Thanks for the anwsers on this question by @Will and @brentp.But here comes another question,which one is more accurate.As the N grows, the error grows.
Here are the codes:
from math import log, exp
from mpmath import loggamma
from scipy.stats import hypergeom
import time
def logchoose(ni, ki):
try:
lgn1 = loggamma(ni+1)
lgk1 = loggamma(ki+1)
lgnk1 = loggamma(ni-ki+1)
except ValueError:
#print ni,ki
raise ValueError
return lgn1 - (lgnk1 + lgk1)
def gauss_hypergeom(X, n, m, N):
"""Returns the probability of drawing X successes of m marked items
in n draws from a bin of N total items."""
assert N >= m, 'Number of items %i must be larger than the number of marked items %i' % (N, m)
assert m >= X, 'Number of marked items %i must be larger than the number of sucesses %i' % (m, X)
assert n >= X, 'Number of draws %i must be larger than the number of sucesses %i' % (n, X)
assert N >= n, 'Number of draws %i must be smaller than the total number of items %i' % (n, N)
r1 = logchoose(m, X)
try:
r2 = logchoose(N-m, n-X)
except ValueError:
return 0
r3 = logchoose(N,n)
return exp(r1 + r2 - r3)
def hypergeo_cdf(X, n, m, N):
assert N >= m, 'Number of items %i must be larger than the number of marked items %i' % (N, m)
assert m >= X, 'Number of marked items %i must be larger than the number of sucesses %i' % (m, X)
assert n >= X, 'Number of draws %i must be larger than the number of sucesses %i' % (n, X)
assert N >= n, 'Number of draws %i must be smaller than the total number of items %i' % (n, N)

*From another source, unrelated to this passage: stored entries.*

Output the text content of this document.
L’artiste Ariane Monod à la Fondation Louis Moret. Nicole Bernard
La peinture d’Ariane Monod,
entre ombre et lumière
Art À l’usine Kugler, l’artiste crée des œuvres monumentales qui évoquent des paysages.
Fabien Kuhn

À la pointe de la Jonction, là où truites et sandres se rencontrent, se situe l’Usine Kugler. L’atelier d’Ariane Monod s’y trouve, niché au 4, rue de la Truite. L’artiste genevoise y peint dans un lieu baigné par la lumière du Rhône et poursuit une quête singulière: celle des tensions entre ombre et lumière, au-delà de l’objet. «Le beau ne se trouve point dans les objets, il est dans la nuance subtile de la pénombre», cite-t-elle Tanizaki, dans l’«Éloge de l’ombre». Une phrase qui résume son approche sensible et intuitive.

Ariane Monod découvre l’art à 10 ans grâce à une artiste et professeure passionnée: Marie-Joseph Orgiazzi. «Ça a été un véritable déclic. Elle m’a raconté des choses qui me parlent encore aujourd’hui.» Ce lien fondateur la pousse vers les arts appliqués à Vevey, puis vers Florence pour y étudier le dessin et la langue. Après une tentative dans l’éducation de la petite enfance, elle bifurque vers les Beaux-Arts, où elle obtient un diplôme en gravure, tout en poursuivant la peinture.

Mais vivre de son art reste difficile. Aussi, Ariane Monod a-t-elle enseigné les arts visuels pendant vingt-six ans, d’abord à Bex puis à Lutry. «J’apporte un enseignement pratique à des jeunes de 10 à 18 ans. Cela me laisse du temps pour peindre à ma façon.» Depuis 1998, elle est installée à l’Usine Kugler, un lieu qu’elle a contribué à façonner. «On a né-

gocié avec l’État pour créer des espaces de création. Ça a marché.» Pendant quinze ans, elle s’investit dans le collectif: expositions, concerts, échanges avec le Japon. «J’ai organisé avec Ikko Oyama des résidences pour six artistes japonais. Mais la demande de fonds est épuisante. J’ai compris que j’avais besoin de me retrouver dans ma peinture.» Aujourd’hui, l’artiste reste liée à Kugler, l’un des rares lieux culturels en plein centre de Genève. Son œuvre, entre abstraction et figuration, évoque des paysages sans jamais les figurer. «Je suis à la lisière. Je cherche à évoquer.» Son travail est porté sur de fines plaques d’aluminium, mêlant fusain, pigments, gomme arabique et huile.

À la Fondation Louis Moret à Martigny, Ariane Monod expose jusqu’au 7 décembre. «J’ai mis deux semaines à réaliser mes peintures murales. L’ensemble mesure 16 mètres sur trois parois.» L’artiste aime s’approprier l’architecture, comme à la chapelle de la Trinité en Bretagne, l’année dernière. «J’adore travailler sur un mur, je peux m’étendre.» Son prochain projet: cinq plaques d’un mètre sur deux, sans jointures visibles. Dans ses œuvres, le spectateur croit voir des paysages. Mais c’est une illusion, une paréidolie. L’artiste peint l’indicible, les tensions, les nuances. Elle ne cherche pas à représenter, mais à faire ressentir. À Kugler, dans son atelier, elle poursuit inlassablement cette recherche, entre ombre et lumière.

assert N-m >= n-X, 'There are more failures %i than unmarked items %i' % (N-m, n-X)
s = 0
for i in range(0, X+1):
s += max(gauss_hypergeom(i, n, m, N), 0.0)
return min(max(s,0.0), 1)
def hypergeo_sf(X, n, m, N):
assert N >= m, 'Number of items %i must be larger than the number of marked items %i' % (N, m)
assert m >= X, 'Number of marked items %i must be larger than the number of sucesses %i' % (m, X)
assert n >= X, 'Number of draws %i must be larger than the number of sucesses %i' % (n, X)
assert N >= n, 'Number of draws %i must be smaller than the total number of items %i' % (n, N)
assert N-m >= n-X, 'There are more failures %i than unmarked items %i' % (N-m, n-X)
s = 0
for i in range(X, min(m,n)+1):
s += max(gauss_hypergeom(i, n, m, N), 0.0)
return min(max(s,0.0), 1)
print "\n800"
start=time.time()
print "log\t",hypergeo_cdf(20,60,80,800),hypergeo_sf(20,60,80,800),time.time()-start
start=time.time()
print "scipy\t",hypergeom.cdf(20,800,80,60),hypergeom.sf(19,800,80,60),time.time()-start
print "\n8000"
start=time.time()
print "log\t",hypergeo_cdf(200,600,800,8000),hypergeo_sf(200,600,800,8000),time.time()-start
start=time.time()
print "scipy\t",hypergeom.cdf(200,8000,800,600),hypergeom.sf(199,8000,800,600),time.time()-start
print "\n80000"
start=time.time()
print "log\t",hypergeo_cdf(200,600,800,80000),hypergeo_sf(200,600,800,80000),time.time()-start
start=time.time()
print "scipy\t",hypergeom.cdf(200,80000,800,600),hypergeom.sf(199,80000,800,600),time.time()-start
And the result is below:
800
log 0.999999970682 1.77621863705e-07 0.0460000038147
scipy 0.999999970682 1.77621235498e-07 0.00399994850159
8000
log 0.999999999993 2.81852829734e-61 0.466000080109
scipy 1.0 -9.94981874669e-13 0.0139999389648
80000
log 1 2.32353743034e-249 0.475000143051
scipy 0.999999999924 7.60518314991e-11 0.184000015259
As we can see, scipy is faster.But I wonder which one is more accurate.The result is nearly the same when N is small.
and btw ... the
timeit
module in the python standard library makes things like this much easier.I'm newbie...Thanks for your advice.